Put a beam and a couple jack posts down in the bsmt., under the wall above, and lift it .5". Listen for any cracking and snapping while you do this. Move the grand piano away from that area on the 1st fl. Inspect the interior finishes in this area for any cracking. Let it sit for a few days or a week, and repeat another .5" cycle. Monitor what this is doing to the 2nd fl. level also, to see if this isn’t pretty much correcting that problem too. Then settle for a 4' bsmt. hallway. Of course, you’ll then have to unfix all of the doors, windows and cabinets which have been adjusted to work over the years, along with a few plaster cracks. Maybe humidify the house for a few weeks before you start this, to get some moisture in that old wood.
 
JAE is correct. You can improve the strength of the floors by reinforcement, but without removing the flooring, you can't expect to remove the curvature. If you jack them into new positions, slopes will remain, but just translated up a bit. This will likely cause further distress in the wall finishes and openings.
 
This is creep and plastic deformation. As others have noted, not a good condition for wood. I would sister joists to the existing and remove the deflection by jacking. You will likely damage the existing joists so don't attach the sistered joists until jacking is complete.

Based on your sketch, this is not a foundation issue. The offset has inflicted creep and deflection into the floor system at both locations.

The jacking line should be under the overlying wall, not along the deflected joists, assuming the floor can withstand the jacking compression.
 
What about a self leveling topping?

I did repairs on a new building with terrible deflection problems. We ended up using 1" and 2" styrofoam as a base filler (to lighten up dead load) and pouring about 3/4" of gypcrete over the top. It stiffened up the floors and added some nice sound proofing as a by product.

Yes, you would lose the original hardwoods (which seem to be all the rage thanks to HGTV). You would also need to verify the existing joists.

Adding or cutting in intermediate beams would be an ugly, difficult and possibly unsuccessful endeavor.

Jacking up wood floors in my opinion just crushes the wood. The pressure ends up being too much.
 
If you end up going down the jacking road, remove the sheathing from partitions parallel to the joist span will help. They are going to crack to all heck anyway so might as well remove/replace the sheathing anyway and help the jacking process. I don't see jacking 100 years of creep out in a week or two either.

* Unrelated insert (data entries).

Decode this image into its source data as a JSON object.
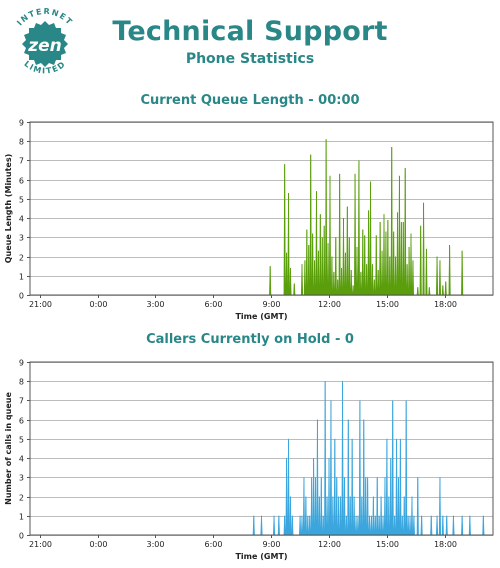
{
  "header": {
    "logo": {
      "ring_top": "INTERNET",
      "ring_bottom": "LIMITED",
      "brand": "zen",
      "color": "#2a8787"
    },
    "title": "Technical Support",
    "subtitle": "Phone Statistics"
  },
  "chart_data": [
    {
      "type": "area",
      "title": "Current Queue Length - 00:00",
      "xlabel": "Time (GMT)",
      "ylabel": "Queue Length (Minutes)",
      "ylim": [
        0,
        9
      ],
      "xlim": [
        -3.5,
        20.5
      ],
      "yticks": [
        0,
        1,
        2,
        3,
        4,
        5,
        6,
        7,
        8,
        9
      ],
      "xticks": [
        -3,
        0,
        3,
        6,
        9,
        12,
        15,
        18
      ],
      "xtick_labels": [
        "21:00",
        "0:00",
        "3:00",
        "6:00",
        "9:00",
        "12:00",
        "15:00",
        "18:00"
      ],
      "grid": true,
      "color": "#5a9e0c",
      "series": [
        {
          "x": [
            8.95,
            9.05,
            9.7,
            9.8,
            9.9,
            10.0,
            10.1,
            10.2,
            10.35,
            10.6,
            10.75,
            10.85,
            10.95,
            11.05,
            11.15,
            11.25,
            11.35,
            11.45,
            11.55,
            11.65,
            11.75,
            11.85,
            11.95,
            12.05,
            12.15,
            12.25,
            12.35,
            12.45,
            12.55,
            12.65,
            12.75,
            12.85,
            12.95,
            13.05,
            13.15,
            13.25,
            13.35,
            13.45,
            13.55,
            13.65,
            13.75,
            13.85,
            13.95,
            14.05,
            14.15,
            14.25,
            14.35,
            14.45,
            14.55,
            14.65,
            14.75,
            14.85,
            14.95,
            15.05,
            15.15,
            15.25,
            15.35,
            15.45,
            15.55,
            15.65,
            15.75,
            15.85,
            15.95,
            16.05,
            16.15,
            16.25,
            16.35,
            16.6,
            16.75,
            16.9,
            17.05,
            17.2,
            17.6,
            17.75,
            17.9,
            18.05,
            18.25,
            18.9,
            19.05
          ],
          "values": [
            1.5,
            0,
            6.8,
            2.2,
            5.3,
            1.4,
            0,
            0.6,
            0,
            1.6,
            1.8,
            3.4,
            2.6,
            7.3,
            3.2,
            1.8,
            5.4,
            2.3,
            4.2,
            3.0,
            3.6,
            8.1,
            2.7,
            6.2,
            2.0,
            1.2,
            3.0,
            0.8,
            6.3,
            1.4,
            4.0,
            2.2,
            4.6,
            3.0,
            1.3,
            0.5,
            6.3,
            2.5,
            7.0,
            1.2,
            3.4,
            3.1,
            1.6,
            4.4,
            5.9,
            1.6,
            0.8,
            3.1,
            1.3,
            3.8,
            2.3,
            4.2,
            3.3,
            3.9,
            2.0,
            7.7,
            3.3,
            2.0,
            4.3,
            6.2,
            3.8,
            3.8,
            6.6,
            1.6,
            2.5,
            3.2,
            1.8,
            0.4,
            3.6,
            4.8,
            2.4,
            0.4,
            2.0,
            1.8,
            0.5,
            0.7,
            2.6,
            2.3,
            0
          ]
        }
      ]
    },
    {
      "type": "area",
      "title": "Callers Currently on Hold - 0",
      "xlabel": "Time (GMT)",
      "ylabel": "Number of calls in queue",
      "ylim": [
        0,
        9
      ],
      "xlim": [
        -3.5,
        20.5
      ],
      "yticks": [
        0,
        1,
        2,
        3,
        4,
        5,
        6,
        7,
        8,
        9
      ],
      "xticks": [
        -3,
        0,
        3,
        6,
        9,
        12,
        15,
        18
      ],
      "xtick_labels": [
        "21:00",
        "0:00",
        "3:00",
        "6:00",
        "9:00",
        "12:00",
        "15:00",
        "18:00"
      ],
      "grid": true,
      "color": "#3aa6dd",
      "series": [
        {
          "x": [
            8.1,
            8.2,
            8.5,
            9.05,
            9.15,
            9.4,
            9.55,
            9.7,
            9.8,
            9.9,
            10.0,
            10.1,
            10.25,
            10.5,
            10.6,
            10.7,
            10.8,
            10.9,
            11.0,
            11.1,
            11.2,
            11.3,
            11.4,
            11.5,
            11.6,
            11.7,
            11.8,
            11.9,
            12.0,
            12.1,
            12.2,
            12.3,
            12.4,
            12.5,
            12.6,
            12.7,
            12.8,
            12.9,
            13.0,
            13.1,
            13.2,
            13.3,
            13.4,
            13.5,
            13.6,
            13.7,
            13.8,
            13.9,
            14.0,
            14.1,
            14.2,
            14.3,
            14.4,
            14.5,
            14.6,
            14.7,
            14.8,
            14.9,
            15.0,
            15.1,
            15.2,
            15.3,
            15.4,
            15.5,
            15.6,
            15.7,
            15.8,
            15.9,
            16.0,
            16.1,
            16.2,
            16.3,
            16.4,
            16.6,
            16.8,
            17.0,
            17.3,
            17.6,
            17.75,
            17.9,
            18.1,
            18.3,
            18.45,
            18.9,
            19.3,
            19.5,
            20.0
          ],
          "values": [
            1,
            0,
            1,
            0,
            1,
            1,
            0,
            1,
            4,
            5,
            2,
            1,
            0,
            1,
            1,
            3,
            2,
            1,
            1,
            3,
            4,
            3,
            6,
            2,
            3,
            1,
            8,
            2,
            4,
            7,
            2,
            5,
            3,
            2,
            2,
            8,
            3,
            1,
            6,
            2,
            5,
            2,
            1,
            1,
            7,
            2,
            6,
            3,
            3,
            1,
            1,
            2,
            1,
            3,
            1,
            2,
            1,
            3,
            5,
            2,
            4,
            7,
            1,
            5,
            3,
            5,
            1,
            2,
            7,
            1,
            1,
            2,
            1,
            3,
            1,
            0,
            1,
            1,
            3,
            1,
            1,
            0,
            1,
            1,
            1,
            0,
            1
          ]
        }
      ]
    }
  ]
}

You will definitely need to sister each joist when things are done.
 
I always specify that the existing joists be notched at least 50% thru in at least three places along the span prior to jacking and sistering. This allows them to jack easily to nearly straight and does not stress out the sister joists having to deal with the joist wanting to return to its creeped, deflected shape.
 
If the structure is adequate I think it should be left alone. If deficient, then obviously it needs to be repaired. These owners should not be looking at an old structure if they cannot appreciate the character they bring. Removing a 100yr old wood floor should not be an option. One cannot find that wood quality anymore.

The creaking and groaning this old bldg will make when one tries to overcome the permanent set would be quite impressive. We jacked up a 50yr old train station a few years ago now that had settled 4" due to a deficient foundation. It was quite the project, but that was a easier case than this because that building merely rotated. This situation is more complicated.
 
Brad, I'm with you that it should be left alone. Now at least I know I wasn't missing something about how difficult their ideas would be.

Cheers, y'all.

Please remember: we're not all guys!